Ein Paar Kanada-Gänse begrüßten sie im Moor.

Sie gagelten neben Gagelsträuchern los. Das Birkwildmoor lag weit vor ihnen und Blaue Feder sah in der Ferne weiße Flecken, die ihr Herz höher schlagen ließen.

Blaue Feder vermutete, alle Wollsammler würden beim Anblick von Wollgras in Verzückung fallen – vielleicht ging es aber auch nur ihr so. Wollgras erinnerte sie an Irland, erinnerte sie an ihren Clan der WollsammlerInnen. Wollgras gab ihr dieses wollweich-flauschige Gefühl von Zuhause-Sein.

Bald schon tanzte das Wollgras rechts und links neben ihr und säumte ihren Weg.

Ein Moorfrosch sagte: ‚Hallo!‘ und Blaue Feder erinnerte sich, dass sich die männlichen Moorfrösche zur Paarungszeit gerne blau verfärben, um ihre Angebetene zu beeindrucken. Ob sie wohl ein paar blaue Frösche sehen würden? Sie hörten die Frösche quaken und sie hörten auch einen Ruf, den sie gut kannten, sie hörten Kraniche rufen. Wie immer, waren sie sich nicht ganz sicher, aber eine gewisse Vorfreude machte sich in ihren Herzen breit.

Zunächst einmal wurde ihr Blick auf den Weg gelenkt, der von Bisamratten-Höhlengängen unterwandert war. Sie mussten also achtsam gehen, damit sie nicht in ein Loch traten. Brauner Bär sah auch eine Bisamratte im Gebüsch verschwinden. Sie waren also durchaus präsent.
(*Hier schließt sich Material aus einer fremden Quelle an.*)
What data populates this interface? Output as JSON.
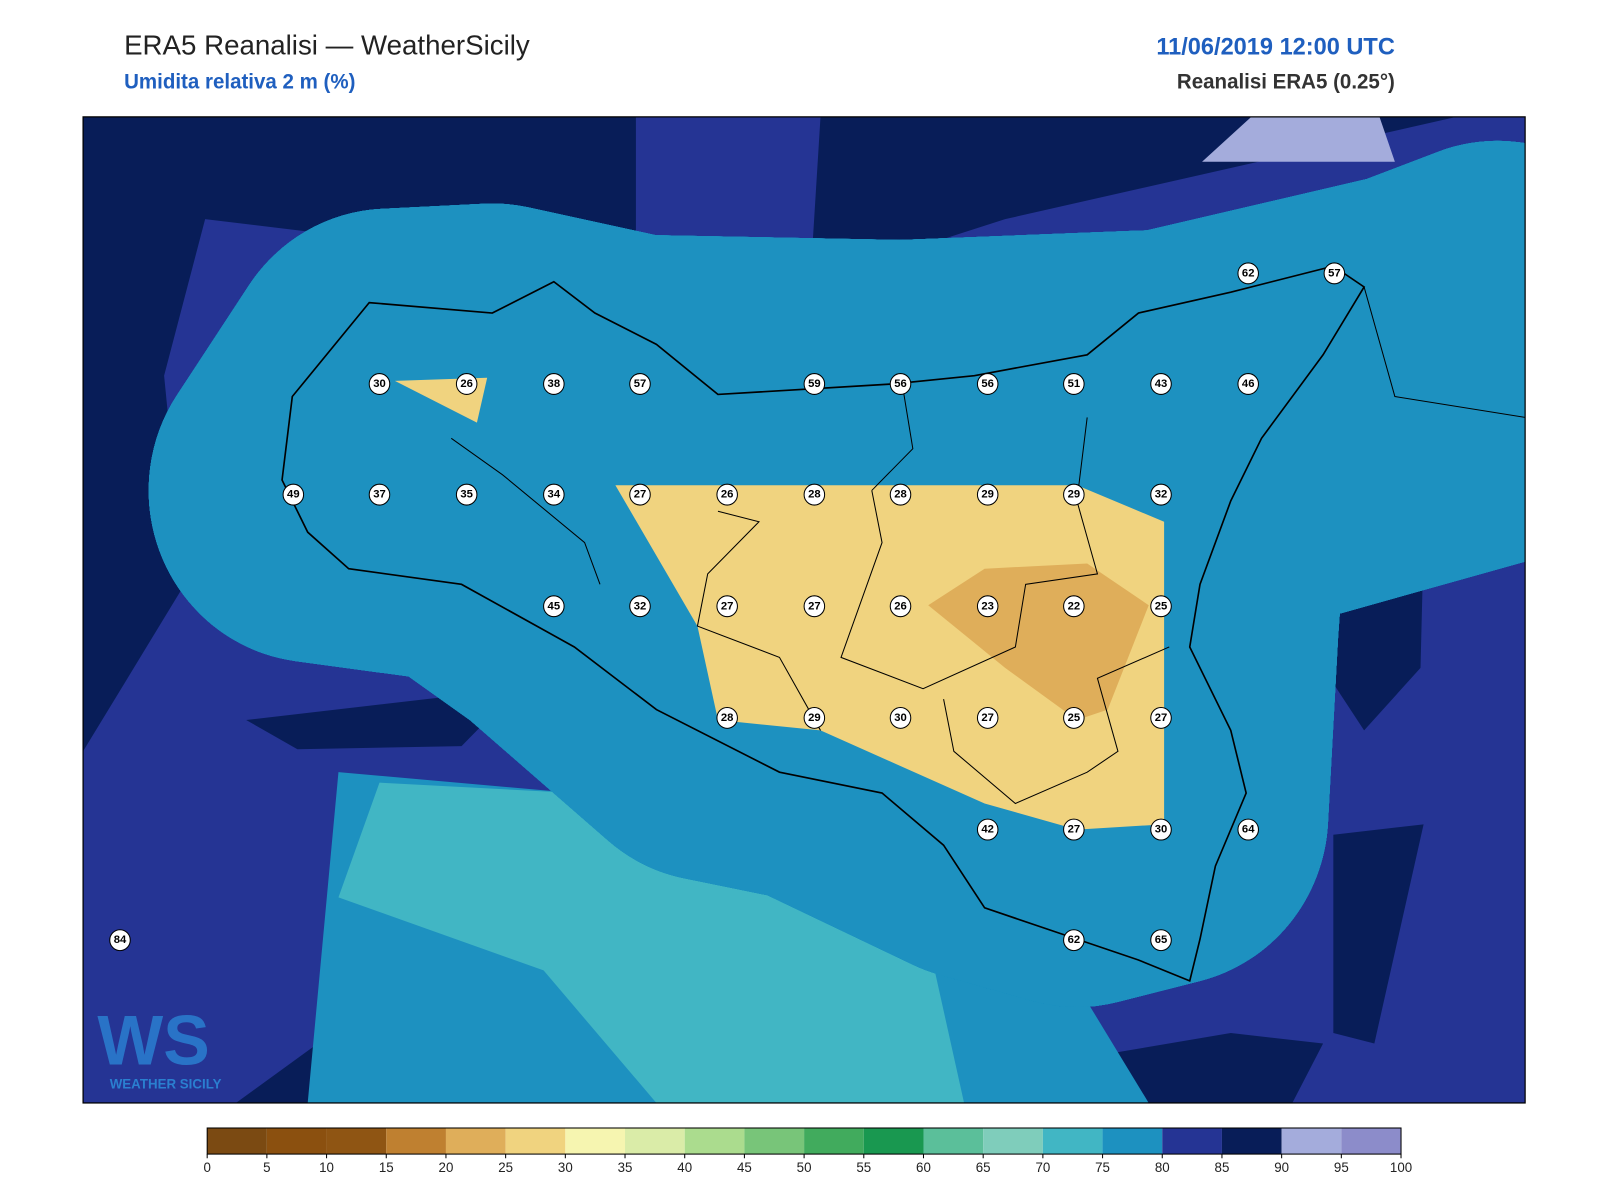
{
  "header": {
    "title": "ERA5 Reanalisi — WeatherSicily",
    "subtitle": "Umidita relativa 2 m (%)",
    "datetime": "11/06/2019 12:00 UTC",
    "source": "Reanalisi ERA5 (0.25°)"
  },
  "logo": {
    "mark": "WS",
    "text": "WEATHER SICILY"
  },
  "stations": [
    30,
    26,
    38,
    57,
    59,
    56,
    56,
    51,
    43,
    46,
    62,
    57,
    49,
    37,
    35,
    34,
    27,
    26,
    28,
    28,
    29,
    29,
    32,
    45,
    32,
    27,
    27,
    26,
    23,
    22,
    25,
    28,
    29,
    30,
    27,
    25,
    27,
    42,
    27,
    30,
    64,
    62,
    65,
    84
  ],
  "colorbar": {
    "ticks": [
      0,
      5,
      10,
      15,
      20,
      25,
      30,
      35,
      40,
      45,
      50,
      55,
      60,
      65,
      70,
      75,
      80,
      85,
      90,
      95,
      100
    ],
    "colors": [
      "#7b4a12",
      "#8b500f",
      "#8f5513",
      "#bf8030",
      "#dfae5a",
      "#f0d37f",
      "#f6f5b0",
      "#daeca8",
      "#abdc8e",
      "#78c579",
      "#41ab5d",
      "#199850",
      "#5bbf9a",
      "#7fcdbb",
      "#41b6c4",
      "#1d91c0",
      "#253494",
      "#081d58",
      "#a4acdc",
      "#8c8cca"
    ]
  }
}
Diesen Wanderweg zu gehen war ein Ohrenschmaus. Sie hörten fast mehr, als das sie sahen. Sie übten sich im Vogelstimmen-Raten. Einen Kuckuck hörten sie von Anfang an. Das Schwarzkehlchen wurde gesichtet und viele mehr. Manche Vögel erkannten sie an ihren Stimmen und manche nicht.

Besonders eindrücklich war das Konzert der Frösche, die immer verstummten, sobald sie näher kamen.

Manchmal hörten sich ihre Rufe an, als würde ein Verstärker bei einem Konzert angestellt – sonderbare Geräusche. Blaue Frösche sahen sie nicht, aber einige Frösche, die sie aus Moorteichen beäugten.

Die Landschaft war eigen und eindrücklich.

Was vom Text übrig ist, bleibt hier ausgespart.